De la chambre des Bains ce 8 mars [1736]
Je vous écris, monsieur, au nom de deux personnes bien fâchées.
On mande à mr de Voltaire qu'on va lui envoyer le Jules César, et que la lettre italienne n'y est pas. Mr de la Marre n'a pas daigné l'informer plus tôt de cette circonstance, et il avait cependant mandé expressément que sans cette condition il ne voulait pas qu'il fût imprimé. Il craint que ce ne soit vous qui vous soyez repenti de l'honneur que vous lui aviez fait, et que vous n'en ayez empêché l'impression. Il est certain qu'on ne pouvait lui faire un plus grand tort, que de le priver de recevoir une marque publique de votre amitié et de votre estime; et il le sent bien vivement. Il vous ferait des plaintes bien plus tendres et bien plus pathétiques que moi, s'il n'était pas malade: mais vous connaissez sa malheureuse santé; elle a toujours été bien languissante depuis votre départ. On lui a mandé que vous étiez enrhumé: ce serait un vrai temps pour m'écrire. En vérité je pourrais me plaindre de vous bien sérieusement. On peut avoir des négligences dans le commerce, mais il n'est pas permis d'en avoir dans les choses essentielles; et assurément celle que je vous ai confiée, est de ce nombre. Renvoyez la moi au plus tôt; vous savez que je ne puis la recevoir en des circonstances plus favorables.
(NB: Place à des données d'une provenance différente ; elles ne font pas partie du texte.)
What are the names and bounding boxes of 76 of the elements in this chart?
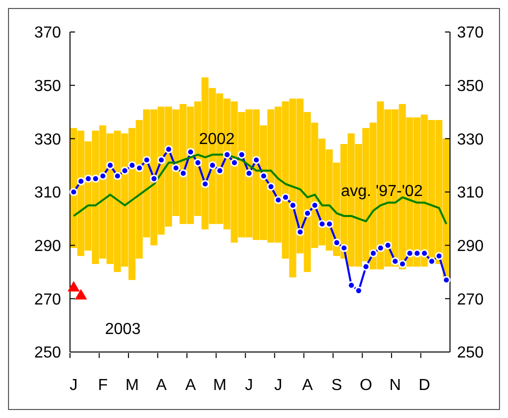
y2-tick-label: 370	[457, 24, 484, 42]
point	[266, 182, 276, 191]
point	[310, 201, 319, 210]
point	[384, 241, 392, 250]
point	[76, 177, 86, 186]
point	[164, 145, 173, 154]
point	[84, 174, 92, 183]
x-tick-label: D	[418, 377, 430, 394]
y-tick-label: 350	[34, 78, 62, 96]
y2-tick-label: 330	[457, 131, 484, 148]
x-tick-label: A	[156, 377, 168, 394]
point	[362, 262, 370, 271]
point	[260, 172, 268, 180]
point	[420, 249, 428, 258]
y-tick-label: 330	[34, 131, 62, 148]
point	[172, 164, 180, 172]
point	[70, 188, 78, 196]
y2-tick-label: 270	[457, 291, 484, 308]
x-tick-label: O	[360, 377, 372, 394]
point	[303, 209, 312, 218]
x-tick-label: M	[213, 377, 226, 394]
point	[120, 166, 129, 175]
point	[369, 249, 378, 258]
point	[318, 220, 326, 228]
point	[325, 220, 334, 228]
point	[230, 158, 238, 167]
point	[128, 161, 136, 170]
point	[288, 201, 297, 210]
y2-tick-label: 310	[457, 184, 484, 202]
point	[391, 257, 400, 266]
point	[179, 169, 188, 178]
point	[92, 174, 100, 183]
series-label: 2003	[105, 321, 141, 339]
x-tick-label: J	[245, 377, 254, 394]
point	[216, 166, 224, 175]
x-tick-label: F	[98, 377, 108, 394]
point	[223, 150, 232, 159]
point	[135, 164, 144, 172]
point	[106, 161, 114, 170]
x-tick-label: N	[389, 377, 401, 394]
point	[244, 169, 254, 178]
y-tick-label: 370	[34, 24, 62, 42]
point	[413, 249, 422, 258]
y-tick-label: 250	[34, 344, 62, 362]
y2-tick-label: 290	[457, 238, 484, 256]
point	[157, 156, 166, 164]
point	[406, 249, 414, 258]
point	[142, 156, 151, 164]
point	[186, 148, 195, 156]
point	[274, 196, 282, 204]
y-tick-label: 270	[34, 291, 62, 308]
x-tick-label: A	[185, 377, 196, 394]
y2-tick-label: 250	[457, 344, 484, 362]
y-tick-label: 290	[34, 238, 62, 256]
point	[150, 174, 158, 183]
point	[208, 161, 217, 170]
point	[282, 193, 290, 202]
x-tick-label: J	[274, 377, 282, 394]
point	[113, 172, 122, 180]
point	[398, 260, 407, 268]
x-tick-label: M	[125, 377, 139, 394]
y2-tick-label: 350	[457, 78, 484, 96]
point	[201, 180, 210, 188]
point	[296, 228, 304, 236]
point	[376, 244, 385, 252]
point	[252, 156, 260, 164]
y-tick-label: 310	[34, 184, 62, 202]
point	[194, 158, 202, 167]
point	[434, 252, 444, 260]
point	[332, 238, 341, 247]
point	[340, 244, 348, 252]
x-tick-label: A	[302, 377, 314, 394]
x-tick-label: J	[70, 377, 78, 394]
x-tick-label: S	[331, 377, 342, 394]
point	[238, 150, 246, 159]
point	[98, 172, 107, 180]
Adieu, monsieur; je vous aime malgré tous vos torts; et vous pouvez compter que vous parcourerez bien des pays avant que de trouver un coin du monde où l'on vous aime et où l'on vous désire plus qu'à Cirey.
Nous avons une consolation; c'est que la lettre sera imprimée en Hollande, quelque chose qui ait pû l'empêcher à Paris.